熊旅看着海图上密密麻麻的朱红圆点,仿佛能看见那些在东海诸岛忙碌的身影——将士们驻守据点,工匠们传授技艺,学子们教书育人,将华夏的根,悄悄扎进了东海的岛屿上。他指尖在海图上轻轻划过,轻声道:“东瀛侯深谋远虑,既守疆土,又传文化,当赏。”
紧接着,漠北侯送来的羊皮卷被呈了上来。与南海的稻穗、东瀛的海图不同,这张羊皮卷上没有过多的文字,而是用矿物颜料绘着一幅生动的图景:画面左侧,是草原边缘开垦出的千亩农田,田埂整齐,农夫们正用牛耕犁地,远处的水车正缓缓转动;画面右侧,是一间简陋的学堂,几个游牧部落的孩童穿着楚地的短衫,正跟着华夏学子认读楚字,黑板上用炭笔写着“华夏”二字;画面中间,漠北侯正与游牧部落的首领并肩而立,首领手里捧着一卷书,旁边的注释写着“首领求赐《泛胜之书》,愿学农耕,使牛羊与庄稼同丰”。

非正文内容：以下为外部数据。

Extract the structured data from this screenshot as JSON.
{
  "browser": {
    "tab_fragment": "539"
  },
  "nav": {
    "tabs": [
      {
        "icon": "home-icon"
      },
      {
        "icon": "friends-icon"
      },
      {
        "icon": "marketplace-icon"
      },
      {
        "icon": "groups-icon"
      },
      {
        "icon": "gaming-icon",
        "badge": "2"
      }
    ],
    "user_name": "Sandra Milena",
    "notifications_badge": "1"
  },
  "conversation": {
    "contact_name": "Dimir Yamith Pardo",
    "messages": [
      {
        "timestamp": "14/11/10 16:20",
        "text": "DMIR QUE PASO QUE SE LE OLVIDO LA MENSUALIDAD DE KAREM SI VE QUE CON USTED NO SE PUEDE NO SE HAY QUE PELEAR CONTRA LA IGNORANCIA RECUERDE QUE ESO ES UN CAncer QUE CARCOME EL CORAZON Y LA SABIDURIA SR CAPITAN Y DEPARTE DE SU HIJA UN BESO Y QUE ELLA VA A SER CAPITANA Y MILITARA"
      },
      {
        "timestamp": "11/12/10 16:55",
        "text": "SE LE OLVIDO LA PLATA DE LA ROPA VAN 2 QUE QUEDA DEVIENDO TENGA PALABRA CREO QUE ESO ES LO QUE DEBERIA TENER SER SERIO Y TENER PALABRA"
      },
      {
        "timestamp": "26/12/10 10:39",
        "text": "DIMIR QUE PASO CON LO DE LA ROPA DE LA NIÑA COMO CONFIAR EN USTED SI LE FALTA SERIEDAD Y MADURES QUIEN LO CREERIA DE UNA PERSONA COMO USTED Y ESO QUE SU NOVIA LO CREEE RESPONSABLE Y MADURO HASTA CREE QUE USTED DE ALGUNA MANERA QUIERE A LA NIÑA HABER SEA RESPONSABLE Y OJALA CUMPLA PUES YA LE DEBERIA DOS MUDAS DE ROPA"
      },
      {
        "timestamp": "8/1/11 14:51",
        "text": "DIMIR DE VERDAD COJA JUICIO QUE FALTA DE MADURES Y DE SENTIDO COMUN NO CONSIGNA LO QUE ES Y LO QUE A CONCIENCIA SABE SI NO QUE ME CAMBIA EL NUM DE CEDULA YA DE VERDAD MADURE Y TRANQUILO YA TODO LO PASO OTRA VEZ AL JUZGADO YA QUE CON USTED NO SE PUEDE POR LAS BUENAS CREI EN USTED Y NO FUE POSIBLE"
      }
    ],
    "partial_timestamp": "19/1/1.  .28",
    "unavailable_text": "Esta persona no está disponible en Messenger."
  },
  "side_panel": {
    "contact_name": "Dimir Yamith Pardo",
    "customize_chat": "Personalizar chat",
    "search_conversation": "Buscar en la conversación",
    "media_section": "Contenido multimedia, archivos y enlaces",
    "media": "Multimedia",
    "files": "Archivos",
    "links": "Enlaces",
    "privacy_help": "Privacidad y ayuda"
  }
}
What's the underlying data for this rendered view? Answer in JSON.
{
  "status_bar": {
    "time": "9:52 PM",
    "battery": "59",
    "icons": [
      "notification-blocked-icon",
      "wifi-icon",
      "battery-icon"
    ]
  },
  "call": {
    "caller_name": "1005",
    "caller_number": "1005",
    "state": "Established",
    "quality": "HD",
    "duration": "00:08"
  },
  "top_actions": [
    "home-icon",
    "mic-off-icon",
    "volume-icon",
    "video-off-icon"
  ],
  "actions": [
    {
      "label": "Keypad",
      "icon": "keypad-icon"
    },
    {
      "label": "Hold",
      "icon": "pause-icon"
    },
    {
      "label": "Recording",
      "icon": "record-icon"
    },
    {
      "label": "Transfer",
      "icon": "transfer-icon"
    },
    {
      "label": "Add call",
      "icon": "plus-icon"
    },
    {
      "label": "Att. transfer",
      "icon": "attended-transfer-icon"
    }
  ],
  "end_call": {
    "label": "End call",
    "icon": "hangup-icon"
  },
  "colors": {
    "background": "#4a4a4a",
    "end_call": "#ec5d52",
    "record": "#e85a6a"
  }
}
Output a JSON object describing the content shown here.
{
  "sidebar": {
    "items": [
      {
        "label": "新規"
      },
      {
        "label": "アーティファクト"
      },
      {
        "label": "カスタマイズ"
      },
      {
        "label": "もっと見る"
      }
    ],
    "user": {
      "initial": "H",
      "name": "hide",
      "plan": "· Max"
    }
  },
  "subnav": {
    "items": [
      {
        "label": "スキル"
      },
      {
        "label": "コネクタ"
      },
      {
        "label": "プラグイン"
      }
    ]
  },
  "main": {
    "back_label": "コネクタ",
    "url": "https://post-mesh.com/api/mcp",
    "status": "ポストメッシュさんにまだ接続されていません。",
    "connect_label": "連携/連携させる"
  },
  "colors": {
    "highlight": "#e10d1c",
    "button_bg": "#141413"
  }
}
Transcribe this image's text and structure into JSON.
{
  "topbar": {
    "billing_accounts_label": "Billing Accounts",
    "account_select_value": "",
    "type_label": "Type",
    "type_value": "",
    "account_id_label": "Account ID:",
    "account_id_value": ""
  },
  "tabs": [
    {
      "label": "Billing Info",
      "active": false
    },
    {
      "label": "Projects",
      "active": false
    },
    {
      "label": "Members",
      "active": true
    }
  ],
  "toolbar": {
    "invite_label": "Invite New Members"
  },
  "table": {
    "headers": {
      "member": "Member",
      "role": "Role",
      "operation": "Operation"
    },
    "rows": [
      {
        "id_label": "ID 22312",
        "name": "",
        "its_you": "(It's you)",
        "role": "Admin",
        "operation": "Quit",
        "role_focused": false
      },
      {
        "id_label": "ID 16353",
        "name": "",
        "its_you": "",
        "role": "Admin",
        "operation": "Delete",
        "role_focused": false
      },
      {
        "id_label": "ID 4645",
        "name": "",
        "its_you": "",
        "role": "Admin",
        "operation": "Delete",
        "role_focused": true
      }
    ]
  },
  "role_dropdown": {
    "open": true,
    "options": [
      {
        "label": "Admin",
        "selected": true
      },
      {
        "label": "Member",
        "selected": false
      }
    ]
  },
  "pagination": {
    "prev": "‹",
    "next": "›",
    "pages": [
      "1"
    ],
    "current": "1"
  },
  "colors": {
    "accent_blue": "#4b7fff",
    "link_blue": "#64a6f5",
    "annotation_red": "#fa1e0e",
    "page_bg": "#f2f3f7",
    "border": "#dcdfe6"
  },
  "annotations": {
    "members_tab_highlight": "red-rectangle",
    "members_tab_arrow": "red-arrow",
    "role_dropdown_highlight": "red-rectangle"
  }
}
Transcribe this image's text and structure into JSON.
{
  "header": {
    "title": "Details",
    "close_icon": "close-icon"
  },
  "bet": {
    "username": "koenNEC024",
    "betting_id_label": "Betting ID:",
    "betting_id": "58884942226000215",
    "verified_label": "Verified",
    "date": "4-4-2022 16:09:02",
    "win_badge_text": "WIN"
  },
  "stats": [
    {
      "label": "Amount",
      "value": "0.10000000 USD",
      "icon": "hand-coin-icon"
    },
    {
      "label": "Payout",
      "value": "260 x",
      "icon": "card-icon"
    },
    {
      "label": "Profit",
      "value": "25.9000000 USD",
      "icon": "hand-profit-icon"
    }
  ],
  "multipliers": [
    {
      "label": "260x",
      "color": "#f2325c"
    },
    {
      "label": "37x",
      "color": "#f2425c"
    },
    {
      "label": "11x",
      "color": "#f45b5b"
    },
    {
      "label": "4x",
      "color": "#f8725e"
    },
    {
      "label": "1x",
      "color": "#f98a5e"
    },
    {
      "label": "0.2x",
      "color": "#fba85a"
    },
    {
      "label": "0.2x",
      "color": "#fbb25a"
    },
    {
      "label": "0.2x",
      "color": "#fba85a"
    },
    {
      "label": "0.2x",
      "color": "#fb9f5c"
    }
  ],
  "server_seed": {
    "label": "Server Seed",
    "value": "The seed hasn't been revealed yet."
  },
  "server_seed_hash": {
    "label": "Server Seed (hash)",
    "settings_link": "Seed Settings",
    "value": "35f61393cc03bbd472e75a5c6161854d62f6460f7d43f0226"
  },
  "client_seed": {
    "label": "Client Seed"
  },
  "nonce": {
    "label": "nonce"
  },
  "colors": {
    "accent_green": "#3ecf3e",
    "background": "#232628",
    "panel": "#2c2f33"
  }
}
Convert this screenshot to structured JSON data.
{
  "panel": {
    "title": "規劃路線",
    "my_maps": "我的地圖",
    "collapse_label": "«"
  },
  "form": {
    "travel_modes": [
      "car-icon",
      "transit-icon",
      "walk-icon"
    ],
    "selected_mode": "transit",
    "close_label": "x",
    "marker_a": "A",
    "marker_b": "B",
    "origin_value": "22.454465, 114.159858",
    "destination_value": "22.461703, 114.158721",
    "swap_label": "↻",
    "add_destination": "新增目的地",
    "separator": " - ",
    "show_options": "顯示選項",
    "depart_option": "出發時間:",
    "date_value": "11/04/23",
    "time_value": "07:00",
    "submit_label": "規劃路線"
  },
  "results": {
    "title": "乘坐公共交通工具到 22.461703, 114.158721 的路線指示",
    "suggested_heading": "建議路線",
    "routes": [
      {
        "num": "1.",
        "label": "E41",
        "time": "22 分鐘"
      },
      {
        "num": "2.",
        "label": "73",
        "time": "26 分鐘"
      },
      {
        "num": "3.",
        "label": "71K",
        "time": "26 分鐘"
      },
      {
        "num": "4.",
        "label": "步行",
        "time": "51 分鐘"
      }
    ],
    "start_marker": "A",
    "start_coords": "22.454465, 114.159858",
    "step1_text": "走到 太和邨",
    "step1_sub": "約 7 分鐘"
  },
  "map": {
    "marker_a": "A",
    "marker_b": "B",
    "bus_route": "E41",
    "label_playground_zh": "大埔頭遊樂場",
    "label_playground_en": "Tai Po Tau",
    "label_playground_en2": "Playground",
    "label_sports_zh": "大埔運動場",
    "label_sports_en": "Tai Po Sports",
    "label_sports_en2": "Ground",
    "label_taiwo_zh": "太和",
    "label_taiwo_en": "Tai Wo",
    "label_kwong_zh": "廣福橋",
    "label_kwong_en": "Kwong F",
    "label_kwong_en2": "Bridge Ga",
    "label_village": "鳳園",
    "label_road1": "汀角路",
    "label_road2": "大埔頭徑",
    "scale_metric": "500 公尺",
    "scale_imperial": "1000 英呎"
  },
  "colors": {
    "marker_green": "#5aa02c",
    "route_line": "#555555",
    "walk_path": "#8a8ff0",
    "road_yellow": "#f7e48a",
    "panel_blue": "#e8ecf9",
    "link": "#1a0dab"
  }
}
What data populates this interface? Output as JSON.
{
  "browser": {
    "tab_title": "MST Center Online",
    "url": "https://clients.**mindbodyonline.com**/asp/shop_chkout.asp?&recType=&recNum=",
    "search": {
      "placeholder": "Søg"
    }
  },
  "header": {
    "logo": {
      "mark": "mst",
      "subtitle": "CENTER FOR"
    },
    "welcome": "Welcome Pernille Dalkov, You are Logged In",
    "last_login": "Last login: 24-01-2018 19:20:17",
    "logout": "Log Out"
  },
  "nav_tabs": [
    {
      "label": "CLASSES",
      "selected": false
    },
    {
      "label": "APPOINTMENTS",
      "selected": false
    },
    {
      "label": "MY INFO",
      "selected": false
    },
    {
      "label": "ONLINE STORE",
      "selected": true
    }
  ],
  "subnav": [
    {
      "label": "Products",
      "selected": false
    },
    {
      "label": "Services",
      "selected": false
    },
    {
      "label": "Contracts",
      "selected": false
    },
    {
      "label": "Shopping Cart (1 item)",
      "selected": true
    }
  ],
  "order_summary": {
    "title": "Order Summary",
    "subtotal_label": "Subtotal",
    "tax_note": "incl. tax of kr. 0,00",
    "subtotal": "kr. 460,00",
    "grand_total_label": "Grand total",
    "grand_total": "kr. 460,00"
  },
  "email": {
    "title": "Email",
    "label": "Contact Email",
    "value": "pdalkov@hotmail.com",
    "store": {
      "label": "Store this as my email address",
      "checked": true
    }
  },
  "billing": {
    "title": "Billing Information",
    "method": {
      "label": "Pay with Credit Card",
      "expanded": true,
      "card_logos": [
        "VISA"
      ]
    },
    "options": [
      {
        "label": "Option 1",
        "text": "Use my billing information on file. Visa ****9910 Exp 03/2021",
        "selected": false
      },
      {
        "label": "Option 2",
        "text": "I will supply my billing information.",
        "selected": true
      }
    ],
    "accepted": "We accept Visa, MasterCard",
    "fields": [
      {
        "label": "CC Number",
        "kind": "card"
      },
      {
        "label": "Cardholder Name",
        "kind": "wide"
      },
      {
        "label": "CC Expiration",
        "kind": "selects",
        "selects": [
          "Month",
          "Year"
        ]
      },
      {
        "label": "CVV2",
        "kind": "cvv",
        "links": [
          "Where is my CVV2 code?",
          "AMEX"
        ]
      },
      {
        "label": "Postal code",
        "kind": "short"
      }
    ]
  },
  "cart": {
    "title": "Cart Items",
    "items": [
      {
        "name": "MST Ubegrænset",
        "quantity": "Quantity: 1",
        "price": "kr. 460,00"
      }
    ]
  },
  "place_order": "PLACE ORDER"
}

“漠北苦寒,草原部落世代游牧,靠天吃饭,遇上年景不好,便只能迁徙、挨饿。”内侍轻声为熊旅解释,“漠北侯到任后,先派人勘察草原边缘的土地,发现靠近河流的地方土质肥沃,便组织将士与部落百姓一同开垦农田,又从楚地运来麦种、粟种,教他们耕作。如今第一批麦子已成熟,部落百姓尝到了面食的香甜,都主动来学农耕,连最固执的老首领,都求着要农书呢。”
熊旅看着羊皮卷上孩童们认真认读“华夏”二字的模样,眼眶微微发热。他知道,征服土地易,征服人心难,而漠北侯用农耕、文字,让游牧部落主动认同华夏,这比打下十座城池更有意义。“传孤旨意,将宫中珍藏的《泛胜之书》抄录十卷,送往漠北,再派百名工匠前往,帮他们打造农具、修建水利,让草原上的庄稼,年年丰收。”